India to review Chinese language programs across universities

India to review Chinese language programs across universities

Following in his heels the Ministry of Education (Ministry of Human Resources Development) agreed to bring Mandarin off the list of approved Chinese language, which is protected by the National Education Policy, under scanners, many higher-education institutions.

The Ministry is especially interested in the universities that had previously had connections to the “Hanban” official language education network, which operates hundreds of “Confucius Institutes” (CIs) outside China.

“The Ministry of Human Resource Development and University Grants Commission (UGC) is in the process of reviewing the work being done by higher education institutions as part of agreements/educational arrangements with foreign institutions. As part of this process, we would like to review the activities undertaken by the Confucius Centre in your university/ institution affiliated to your university,”

Although India has only two functional CIs at present — at Mumbai University and the Vellore Institute of Technology — the Ministry has sent letters to at least five institutions that offer Chinese language training, asking them to send all details of collaboration since 2017, which will be reviewed by Education Secretary Amit Khare on August 5.

No comment on the meeting would be received from the UGC or the Education Ministry. Whether the Secretary for Education’s examination aims at evaluating collaboration with the CIs alone, as the letter states, or Chinese language studies and educational relations with Chinese universities in general is unknown.

Varsities confused

O.P. Jindal Global University in Haryana, among those on the Ministry’s review list, said the University has established partnerships with various universities in China but runs its language center — not with Hanban — but in collaboration with the National Tsing Hua University in Taiwan.

“We do not have a Confucius Centre.
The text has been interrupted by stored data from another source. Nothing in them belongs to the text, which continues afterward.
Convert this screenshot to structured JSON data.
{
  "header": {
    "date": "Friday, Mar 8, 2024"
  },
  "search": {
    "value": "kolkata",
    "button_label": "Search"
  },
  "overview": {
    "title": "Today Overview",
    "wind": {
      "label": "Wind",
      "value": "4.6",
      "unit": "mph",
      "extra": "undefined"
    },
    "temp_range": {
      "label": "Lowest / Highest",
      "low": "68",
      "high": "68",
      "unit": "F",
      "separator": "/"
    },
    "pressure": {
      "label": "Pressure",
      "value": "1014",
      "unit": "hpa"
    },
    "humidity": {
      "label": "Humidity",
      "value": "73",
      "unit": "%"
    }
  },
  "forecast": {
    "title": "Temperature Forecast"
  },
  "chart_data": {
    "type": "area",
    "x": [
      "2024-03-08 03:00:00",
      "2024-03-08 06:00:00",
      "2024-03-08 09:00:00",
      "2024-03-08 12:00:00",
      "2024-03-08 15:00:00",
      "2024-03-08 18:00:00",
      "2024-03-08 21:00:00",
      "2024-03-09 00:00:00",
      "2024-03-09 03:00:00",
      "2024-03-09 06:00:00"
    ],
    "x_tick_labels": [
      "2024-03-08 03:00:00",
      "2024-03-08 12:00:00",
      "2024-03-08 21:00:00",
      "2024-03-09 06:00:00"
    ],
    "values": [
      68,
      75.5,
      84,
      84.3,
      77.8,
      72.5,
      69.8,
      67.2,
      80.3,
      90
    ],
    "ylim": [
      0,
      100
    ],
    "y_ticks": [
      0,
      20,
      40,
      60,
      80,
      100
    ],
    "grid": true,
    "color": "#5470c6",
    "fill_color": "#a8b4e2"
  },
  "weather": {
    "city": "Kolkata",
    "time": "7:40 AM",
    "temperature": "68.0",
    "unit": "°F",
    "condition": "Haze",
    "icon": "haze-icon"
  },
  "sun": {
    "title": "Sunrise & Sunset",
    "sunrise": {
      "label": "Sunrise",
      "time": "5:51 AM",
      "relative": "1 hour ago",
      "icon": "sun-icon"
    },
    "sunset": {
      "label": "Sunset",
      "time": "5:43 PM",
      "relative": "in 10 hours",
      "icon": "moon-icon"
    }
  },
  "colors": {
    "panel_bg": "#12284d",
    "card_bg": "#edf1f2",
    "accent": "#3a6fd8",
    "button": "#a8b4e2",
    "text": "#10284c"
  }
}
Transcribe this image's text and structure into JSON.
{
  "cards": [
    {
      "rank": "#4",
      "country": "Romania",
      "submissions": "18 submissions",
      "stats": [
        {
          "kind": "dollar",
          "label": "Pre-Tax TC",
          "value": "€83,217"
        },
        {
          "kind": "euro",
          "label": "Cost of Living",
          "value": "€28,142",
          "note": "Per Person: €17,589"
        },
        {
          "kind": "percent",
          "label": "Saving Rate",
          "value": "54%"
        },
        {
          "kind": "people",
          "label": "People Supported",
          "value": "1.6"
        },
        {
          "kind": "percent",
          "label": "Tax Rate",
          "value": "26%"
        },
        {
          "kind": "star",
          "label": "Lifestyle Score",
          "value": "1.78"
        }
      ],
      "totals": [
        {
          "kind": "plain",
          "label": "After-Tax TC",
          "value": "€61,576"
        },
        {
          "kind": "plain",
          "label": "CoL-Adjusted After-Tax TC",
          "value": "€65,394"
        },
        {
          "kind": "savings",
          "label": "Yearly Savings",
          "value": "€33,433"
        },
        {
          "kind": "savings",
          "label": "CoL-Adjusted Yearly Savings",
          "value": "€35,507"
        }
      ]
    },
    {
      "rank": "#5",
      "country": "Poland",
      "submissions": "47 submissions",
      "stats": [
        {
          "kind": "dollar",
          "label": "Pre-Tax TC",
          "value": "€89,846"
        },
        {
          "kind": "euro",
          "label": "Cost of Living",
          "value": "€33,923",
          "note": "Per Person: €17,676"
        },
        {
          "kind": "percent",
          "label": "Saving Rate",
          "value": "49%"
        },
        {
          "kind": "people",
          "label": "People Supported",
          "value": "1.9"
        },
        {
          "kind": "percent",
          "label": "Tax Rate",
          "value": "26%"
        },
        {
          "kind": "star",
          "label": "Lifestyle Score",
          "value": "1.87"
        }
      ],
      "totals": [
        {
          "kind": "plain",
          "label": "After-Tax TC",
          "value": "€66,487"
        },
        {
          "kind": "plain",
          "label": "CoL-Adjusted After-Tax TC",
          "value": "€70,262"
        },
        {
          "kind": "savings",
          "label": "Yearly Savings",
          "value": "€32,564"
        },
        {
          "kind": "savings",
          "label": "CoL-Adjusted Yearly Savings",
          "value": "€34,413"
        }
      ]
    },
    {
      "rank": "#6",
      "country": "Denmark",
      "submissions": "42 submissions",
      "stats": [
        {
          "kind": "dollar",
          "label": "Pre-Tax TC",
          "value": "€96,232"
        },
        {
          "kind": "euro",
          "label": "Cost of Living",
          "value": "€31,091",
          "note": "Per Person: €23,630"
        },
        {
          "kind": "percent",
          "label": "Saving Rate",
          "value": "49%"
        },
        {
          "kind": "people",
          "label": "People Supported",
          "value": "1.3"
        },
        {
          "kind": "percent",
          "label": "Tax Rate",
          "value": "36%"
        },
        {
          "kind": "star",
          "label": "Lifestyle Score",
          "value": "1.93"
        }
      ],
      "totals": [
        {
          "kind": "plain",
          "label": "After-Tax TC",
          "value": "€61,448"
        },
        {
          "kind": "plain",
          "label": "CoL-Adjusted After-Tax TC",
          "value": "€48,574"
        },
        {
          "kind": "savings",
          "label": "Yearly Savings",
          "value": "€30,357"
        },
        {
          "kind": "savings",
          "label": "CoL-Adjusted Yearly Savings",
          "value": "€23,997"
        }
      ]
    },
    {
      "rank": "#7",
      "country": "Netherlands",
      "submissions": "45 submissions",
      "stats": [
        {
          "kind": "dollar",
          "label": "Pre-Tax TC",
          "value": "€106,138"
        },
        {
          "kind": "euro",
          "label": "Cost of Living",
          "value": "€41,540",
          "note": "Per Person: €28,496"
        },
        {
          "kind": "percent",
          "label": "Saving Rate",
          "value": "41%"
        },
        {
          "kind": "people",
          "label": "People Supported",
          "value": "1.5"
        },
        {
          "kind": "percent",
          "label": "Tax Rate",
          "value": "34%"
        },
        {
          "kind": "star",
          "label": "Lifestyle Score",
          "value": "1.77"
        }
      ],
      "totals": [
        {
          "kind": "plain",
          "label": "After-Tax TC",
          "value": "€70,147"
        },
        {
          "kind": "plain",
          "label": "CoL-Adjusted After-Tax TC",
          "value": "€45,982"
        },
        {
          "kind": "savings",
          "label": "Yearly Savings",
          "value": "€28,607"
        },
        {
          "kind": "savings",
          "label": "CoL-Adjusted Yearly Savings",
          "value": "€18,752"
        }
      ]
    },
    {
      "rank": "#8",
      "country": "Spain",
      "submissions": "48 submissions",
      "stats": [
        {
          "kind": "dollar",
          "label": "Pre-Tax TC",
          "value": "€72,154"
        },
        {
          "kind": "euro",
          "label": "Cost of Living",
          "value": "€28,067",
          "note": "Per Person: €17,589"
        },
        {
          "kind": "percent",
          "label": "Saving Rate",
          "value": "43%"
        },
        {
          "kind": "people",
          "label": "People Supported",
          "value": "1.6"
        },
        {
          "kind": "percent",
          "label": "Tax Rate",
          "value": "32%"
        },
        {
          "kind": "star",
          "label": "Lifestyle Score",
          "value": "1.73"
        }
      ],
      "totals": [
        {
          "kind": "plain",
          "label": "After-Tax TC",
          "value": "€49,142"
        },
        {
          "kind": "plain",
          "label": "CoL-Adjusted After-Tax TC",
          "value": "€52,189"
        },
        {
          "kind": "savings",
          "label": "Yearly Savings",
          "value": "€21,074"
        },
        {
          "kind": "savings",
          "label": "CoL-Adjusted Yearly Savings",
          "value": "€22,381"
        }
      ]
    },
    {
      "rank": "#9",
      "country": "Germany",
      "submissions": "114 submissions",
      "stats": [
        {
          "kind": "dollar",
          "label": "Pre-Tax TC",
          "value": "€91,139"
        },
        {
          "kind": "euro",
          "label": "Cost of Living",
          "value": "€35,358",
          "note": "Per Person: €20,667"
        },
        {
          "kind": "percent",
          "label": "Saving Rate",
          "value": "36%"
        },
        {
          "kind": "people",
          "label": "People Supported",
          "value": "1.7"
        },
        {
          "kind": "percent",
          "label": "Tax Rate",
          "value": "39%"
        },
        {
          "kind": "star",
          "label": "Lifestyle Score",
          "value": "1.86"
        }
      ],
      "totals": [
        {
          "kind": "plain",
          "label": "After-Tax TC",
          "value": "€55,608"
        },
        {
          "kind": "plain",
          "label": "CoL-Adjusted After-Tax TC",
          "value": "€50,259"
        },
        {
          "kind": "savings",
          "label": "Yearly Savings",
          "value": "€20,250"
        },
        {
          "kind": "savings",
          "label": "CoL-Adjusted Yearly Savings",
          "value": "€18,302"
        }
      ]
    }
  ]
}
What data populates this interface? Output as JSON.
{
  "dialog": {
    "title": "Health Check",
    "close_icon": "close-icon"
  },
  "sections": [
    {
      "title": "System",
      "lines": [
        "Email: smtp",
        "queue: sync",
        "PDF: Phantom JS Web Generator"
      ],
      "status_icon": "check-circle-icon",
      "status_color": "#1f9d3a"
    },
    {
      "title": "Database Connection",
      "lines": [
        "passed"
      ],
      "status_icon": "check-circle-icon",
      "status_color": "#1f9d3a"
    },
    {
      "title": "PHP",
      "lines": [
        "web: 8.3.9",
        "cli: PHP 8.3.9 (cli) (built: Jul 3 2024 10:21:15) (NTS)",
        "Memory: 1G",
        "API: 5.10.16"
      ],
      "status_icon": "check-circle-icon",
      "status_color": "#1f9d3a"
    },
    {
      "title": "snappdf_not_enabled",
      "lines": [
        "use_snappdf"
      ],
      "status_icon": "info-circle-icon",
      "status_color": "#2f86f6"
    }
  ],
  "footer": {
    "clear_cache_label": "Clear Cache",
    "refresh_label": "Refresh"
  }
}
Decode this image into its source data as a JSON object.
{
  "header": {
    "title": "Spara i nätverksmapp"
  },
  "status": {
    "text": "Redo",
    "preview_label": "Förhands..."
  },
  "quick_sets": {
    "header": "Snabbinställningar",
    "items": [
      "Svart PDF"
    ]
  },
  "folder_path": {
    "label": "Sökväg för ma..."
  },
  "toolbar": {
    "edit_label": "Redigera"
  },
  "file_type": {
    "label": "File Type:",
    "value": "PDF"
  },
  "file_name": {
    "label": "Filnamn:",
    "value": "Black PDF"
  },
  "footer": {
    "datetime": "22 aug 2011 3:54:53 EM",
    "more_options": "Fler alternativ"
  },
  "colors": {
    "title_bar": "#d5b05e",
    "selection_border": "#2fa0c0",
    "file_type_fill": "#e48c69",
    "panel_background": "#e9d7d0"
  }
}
We have not established such a center or institute. However, as a global university, we teach many foreign languages,” said C. Raj Kumar, Vice-Chancellor of the Jindal Global University.

The Bharathiar University in Coimbatore also denied any connection. “We have received a communication from the UGC but we have not received any funding from [Hanban],” said P. Kaliraj, Vice-Chancellor. He added that Mandarin is not taught at the University’s Centre for Foreign Languages.

Other universities reportedly under the scanner like Jawaharlal Nehru University, whose Centre for Chinese and Southeast Asian studies had signed the first MoU with CI in 2007, say the plan never took off. JNU had disagreements over the structure of faculty that the CI demanded, and shelved the idea, Centre Chairperson B.R. Deepak told to the media.

CIs have come under scrutiny recently in Europe, the U.S., and other countries with allegations of them being used as espionage hubs. In a statement earlier this month, the Confucius Institute Headquarters said the Chinese Ministry of Education plans to re-brand Hanban as an NGO called the “Centre for Chinese language education and cooperation”, in order to “disperse western misinterpretation”.

According to diplomats, India has always been “ahead of the curve” by discouraging the setting up of CIs, while collaborating on Chinese language training. In 2012, India signed an MoU with Hanban under which 300 Indian teachers would be trained in China. An upgraded “Educational Exchange Programme” (EEP) agreement was signed during Prime Minister Narendra Modi‘s visit to China in 2015.

“We maintained a distinction between Confucius Institutes, which we had strong worries about, and Chinese language training support in CBSE schools in conjunction with Hanban,” said former Ambassador to China Ashok Kantha, who was posted to Beijing at the time.

Among the two exceptions was the University of Mumbai that set up its CI in 2013, and the Vellore Institute of Technology, which started a Chinese Language Centre in 2009. After initial funding from China, Mumbai CI has supported itself through revenue from its own language courses.

“Chinese is important for cultural and strategic reasons and we need to have people who know Chinese. We have very few. In fact, the government needs to increase the Chinese training capacity in the country. We have sent a proposal to them a year ago to give us permanent faculty here at the University to set up a Department of Chinese,” Dr. Vibha Surana, who heads the institute, told to the media.